Quand j’étais en primaire, j’avais interdiction de regarder la télé après 19h30. Mais quand mes parents sortaient, Mireille - ma nounou attitrée - ne résistait pas longtemps à mes cris et acceptait que je regarde avec elle les matches de catch programmés vers 22h30.
Il n’y avait qu’une seule chaine de télé et l’image était en noir et blanc.
Passés ces détails d’époque, le rituel n’a pas changé.
Un "bon" d’un côté, un "méchant" de l’autre. Beaucoup de gesticulations, d’acrobaties, de falbalas et zéro hémoglobine. Du spectacle, de la passion, du drame, sifflés, hués, ponctués de "Haaa !", "Bhouuu !" ou - comble de la honte- "Chiqué !".
On a beau savoir que le catch est "pour de faux", on ne peut s’empêcher de trembler pour les deux protagonistes de ce duel couru d’avance. On enrage aux provocations du "méchant". On encourage à pleins poumons le "bon" pour qu’il se relève, qu’il continue à se battre et qu’il gagne, à coups sûrs, un combat pour lequel on a momentanément oublié qu’il était joué d’avance.
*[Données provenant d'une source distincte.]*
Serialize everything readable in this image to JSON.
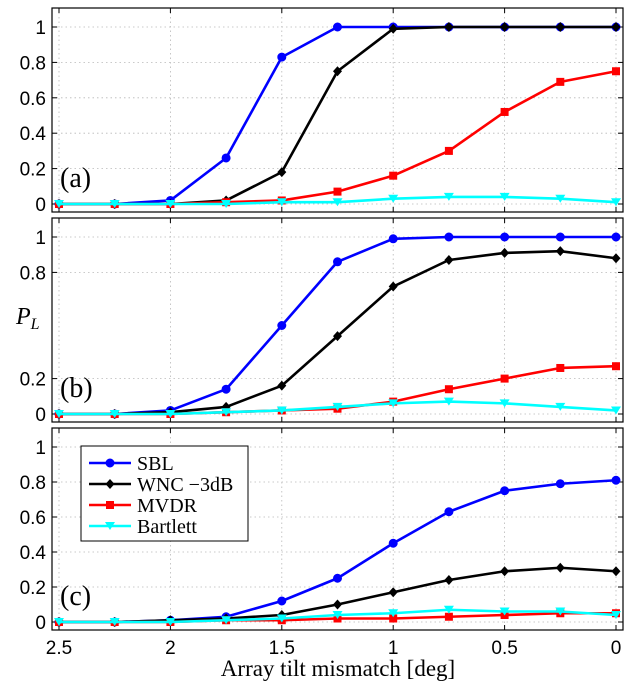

J’ai oublié la totalité de ce que je voyais à l’écran à cette époque, mais je me souviens de mes émotions extrêmes face aux stratagèmes ignobles de Zarack. J’étais fascinée par le costume de l’Ange Blanc et me demandais comme tous les télé-spectateurs qui se cachait derrière son masque.
Mais mon héros était indiscutablement Le Petit Prince.
Comme dans les contes de fées quant on est enfant, le catch se termine bien ; le "bon" vient à toujours à bout du "méchant" après une série d’ignominies, de mauvais tours et d’injustices.
Car l’important et le plaisir du catch tiennent dans le spectacle. L’art des deux combattants se logeant dans cette capacité à faire croire au public que tout peut basculer en une fraction de seconde, en une prise plus rapide et incroyable que la précédente, dans un croisé/jeté/retourné plus aérien et inhumain que tous ceux qu’on n’a jamais vu. Et Le Petit Prince y excellait.
Évidemment, je devais m’identifier à fond à cet être frêle et imberbe, fier de son handicap, qui déjouait systématiquement tous les pièges de ses ennemis. Je rêvais d’en faire autant face à mes frères et sœurs.
Dans mon Olympe du catch, il n’y aucune femme. Rien de bien surprenant compte-tenu de l’époque en question.
En 2013, il y a bien plus de femmes catcheuses. Certaines sont même devenues milliardaires et politiciennes. Mais le catch qui passe à la télé reste un catch sexiste. Encore une bataille à mener. Mais quelle sera la couleur du justaucorps ?
PLUS :
Le super film sur le catch féminin avec Peter Falk dedans (1981) :
GLOW, le documentaire sorti en 2012 sur l’équipe de catch 100% féminine.
C’est pas moi qui le dit :
« Le mal étant le climat naturel du catch, le combat régulier prend surtout une valeur d’exception ; l’usager s’en étonne, et le salue au passage comme un retour anachronique et un peu sentimental à la tradition sportive (‘ils sont drôlement réguliers, ceux-là’) ; il se sent toutd’un coup ému devant la bonté générale du monde, mais mourrait sans doute d’ennui et d’indifférence si les catcheurs ne retournaient bien vite à l’orgie des mauvais sentiments, qui font seuls du bon catch. Extrapolé, le catch régulier ne pourrait conduire qu’à la boxe ou au judo, alors que le catch véritable tient son originalité de tous les excès qui en font un spectacle et non un sport » Roland Barthes, Mythologies p. 21.